On June 14, 1954 President Eisenhower signed legislation by a Joint Resolution of Congress which added the phrase, "under God" to the Pledge of Allegiance. The impetus for this addition was the very real threat of atheistic Communism. A short senate report found that "one of the greatest differences between between the free world and and Communists [is] a belief in God". However, it was based upon the substantive Christian historicity of the United States. Eisenhower was motivated to sign the bill, and had recently heard the relatively liberal Supreme Court chief justice Earl Warren declare,

Whether we look to the first Charter of Virginia ... or to the Charter of New England ... or to the Charter of Massachusetts Bay ... or to the Fundamental Orders of Connecticut ... the same objective is present ... a Christian land governed by Christian principles.

In a recent ruling[75] concerning the phrase, the usually liberal California Ninth Circuit Court of Appeals, ruled 2-1 that the use of the phrase "under God" in the Pledge of Allegiance was constitutional, reversing its 2002 decision. The Court stated (in part) that,

The phrase “under God” is a recognition of our Founder's political philosophy that a power greater than the government gives the people their inalienable rights. Thus, the Pledge is an endorsement of our form of government, not of religion or any particular sect...The Framers referred to the source of the people's rights as the ‘Creator,’ the ‘Supreme Judge,’ and ‘Nature’s God.’ The Declaration of Independence, 1 U.S.C. § XLIII (1776). The name given to this unknowable, varied source was not crucial, but the source was a necessary prerequisite to the concept of limited government that formed the basis of our nation's founding.” [76]

The Court noted in reference to the latter that in an “Address to the States, by the United States in Congress Assembled", drafted by a committee consisting of James Madison, Alexander Hamilton, and later Chief Justice Oliver Ellsworth after the Revolutionary War, they expressed that the Revolutionary War was won for the rights of human nature, rights that had an “Author”:

Let it be remembered, finally, that it has ever been the pride and boast of America that the rights for which she contended were the rights of human nature. By the blessings of the Author of these rights on the means exerted for their deference, they have prevailed against all opposition, and form the basis of thirteen independent States.

Despite the court's attempt to disassociate the use of "God" with affirmation of religion, the court recognized the Founders own recognition that religion was necessary for a limited democratic form of government.[77]

In a separate case, the court ruled 3-0 that "In God We Trust" does not constitute an illegal endorsement of religion inscribed on national currency.

Secular humanism is a religion

Atheism is a religion (see: Atheism is a religion). Secular humanism rejects the supernatural and is a type of atheism.

In the 1961 U.S Supreme Court case of Torcaso v.

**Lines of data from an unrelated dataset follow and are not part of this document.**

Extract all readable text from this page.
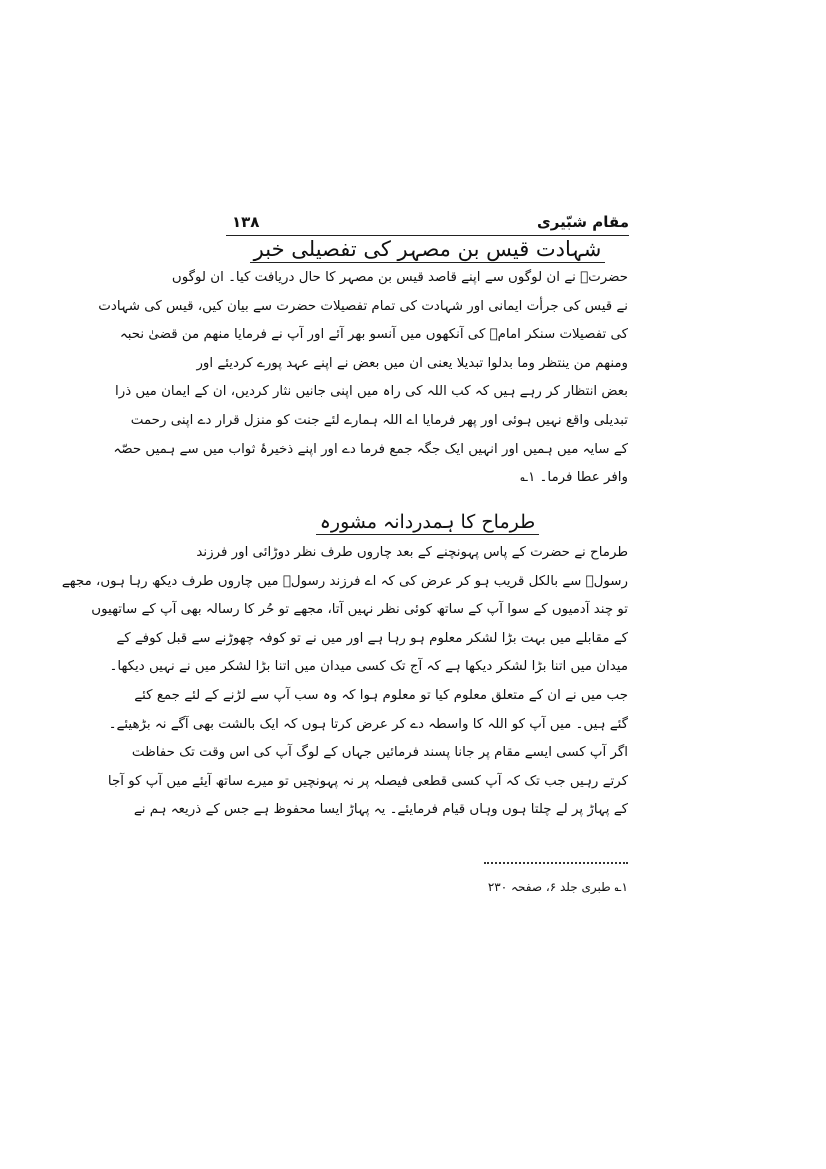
مقام شبّیری
۱۳۸
شہادت قیس بن مصہر کی تفصیلی خبر
حضرتؓ نے ان لوگوں سے اپنے قاصد قیس بن مصہر کا حال دریافت کیا۔ ان لوگوں
نے قیس کی جرأت ایمانی اور شہادت کی تمام تفصیلات حضرت سے بیان کیں، قیس کی شہادت
کی تفصیلات سنکر امامؑ کی آنکھوں میں آنسو بھر آئے اور آپ نے فرمایا منھم من قضیٰ نحبہ
ومنھم من ینتظر وما بدلوا تبدیلا یعنی ان میں بعض نے اپنے عہد پورے کردیئے اور
بعض انتظار کر رہے ہیں کہ کب اللہ کی راہ میں اپنی جانیں نثار کردیں، ان کے ایمان میں ذرا
تبدیلی واقع نہیں ہوئی اور پھر فرمایا اے اللہ ہمارے لئے جنت کو منزل قرار دے اپنی رحمت
کے سایہ میں ہمیں اور انہیں ایک جگہ جمع فرما دے اور اپنے ذخیرۂ ثواب میں سے ہمیں حصّہ
وافر عطا فرما۔ ۱؎
طرماح کا ہمدردانہ مشورہ
طرماح نے حضرت کے پاس پہونچنے کے بعد چاروں طرف نظر دوڑائی اور فرزند
رسولؐ سے بالکل قریب ہو کر عرض کی کہ اے فرزند رسولؐ میں چاروں طرف دیکھ رہا ہوں، مجھے
تو چند آدمیوں کے سوا آپ کے ساتھ کوئی نظر نہیں آتا، مجھے تو حُر کا رسالہ بھی آپ کے ساتھیوں
کے مقابلے میں بہت بڑا لشکر معلوم ہو رہا ہے اور میں نے تو کوفہ چھوڑنے سے قبل کوفے کے
میدان میں اتنا بڑا لشکر دیکھا ہے کہ آج تک کسی میدان میں اتنا بڑا لشکر میں نے نہیں دیکھا۔
جب میں نے ان کے متعلق معلوم کیا تو معلوم ہوا کہ وہ سب آپ سے لڑنے کے لئے جمع کئے
گئے ہیں۔ میں آپ کو اللہ کا واسطہ دے کر عرض کرتا ہوں کہ ایک بالشت بھی آگے نہ بڑھیئے۔
اگر آپ کسی ایسے مقام پر جانا پسند فرمائیں جہاں کے لوگ آپ کی اس وقت تک حفاظت
کرتے رہیں جب تک کہ آپ کسی قطعی فیصلہ پر نہ پہونچیں تو میرے ساتھ آیئے میں آپ کو آجا
کے پہاڑ پر لے چلتا ہوں وہاں قیام فرمایئے۔ یہ پہاڑ ایسا محفوظ ہے جس کے ذریعہ ہم نے
۱؎ طبری جلد ۶، صفحہ ۲۳۰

Watkins Justice Hugo Black commented in a footnote, "Among religions in this country which do not teach what would generally be considered a belief in the existence of God are Buddhism, Taoism, Ethical Culture, Secular Humanism, and others."[78]

John Calvert, a lawyer and intelligent design proponent declared:

The Seventh Judicial Circuit of the Court of Appeals of the United States held that atheism is a religion. Therefore, it cannot be promoted by a public school. Currently, public schools are often unwittingly promoting atheism through a dogmatic and uncritical teaching of materialistic theories of origins.[79]

Other cases

On March 15, 2010, as a result of a lawsuit brought by a group of atheists and agnostics called the Freedom From Religion Foundation, a U.S. District Judge in Wisconsin ruled that the annual National Day of Prayer is unconstitutional. The judge partly based her decision on the belief that atheists feel marginalized by the law.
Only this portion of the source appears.